Sekarang dia lagi galak-galaknya.
"Cari duit! Nulis mulu! Laku juga nggak!"
"Yaa, ini lagi nyari duit ..." kataku pasrah saat mamah dari tiga orang anakku itu mengacungkan gagang sapu. Mirip kucing aku ya ....
"Nulis gituan mulu! Jadi duit?!" hardiknya
"Nanti kalau banyak yang buka gembok, Mah," jawabku tidak yakin juga, emangnya ada yang mau baca tulisan kayak begini?
"Beli beras tuh pake duit, gula pake duit, telor juga ..."
"Pake duit. Iya aku tahu itu, nanti kalau banyak yang ..."
"Buka gembok? Warung Ucok itu terima pembayaran cash uang beneran, biar kata logaman bekas kerokan asalkan duit bener, laku. Lha, kalau aku ke warung terus bilang, 'Bang Ucok beli garem ama kecap bayar gembok, ya', bisa dikira lagi pesugihan!"

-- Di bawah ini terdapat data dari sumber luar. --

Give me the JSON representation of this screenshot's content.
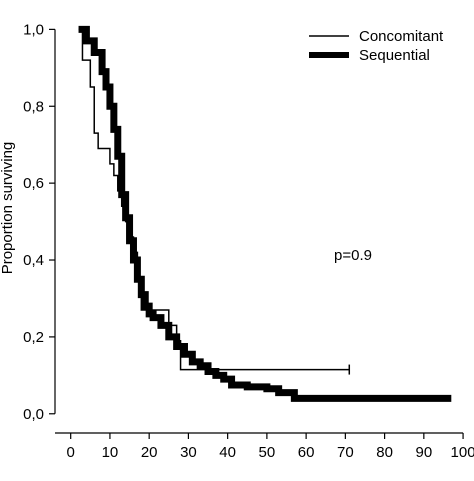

"Dagang kan sepi, kemarin dagang juga nggak balik modal, malah kemakan modalnya. Siapa tahu nulis di aplikasi laku sayang." kok aku nggak yakin ya ...
"Beras tinggal segelas!" Yayangku jadi mirip tyrex kalau sudah "on".
"Wah, tadi pagi masih tiga gelas? Ada tuyul nyolong beras, kah?"
Mamah yang di depanku ini angkat gagang sapu, tinggi banget sampai keteknya kelihatan. Kebayang bakal benjol, tapi serba salah. Kalau aku ngeles dia tidak terlampiaskan marahnya, tapi diem aja bisa gegar otak. Mana otak tinggal ampas doang.
Tiga detik lagi ubun-ubun ini kena pentung, anakku teriak sambil lempar helm,"Pah! Tangkap!"
Hap! Bletak!
Hehehe, aman gagang sapunya menclok di helm."Thanks, bro!" teriakku pada anak lelaki yang nomer 2. Sambil memghindar dari serangan lanjutan, lompat keluar pagar, Hup!
"Eh, Bang Jo! Tahu aja saya minta di anter ke Bogor, udah siap pake helm! Trus buat saya helmnya mana?"
Ternyata Teh Mila, langganan ojek ke Bogor. Alhamdulillah. Buru-buru cabut!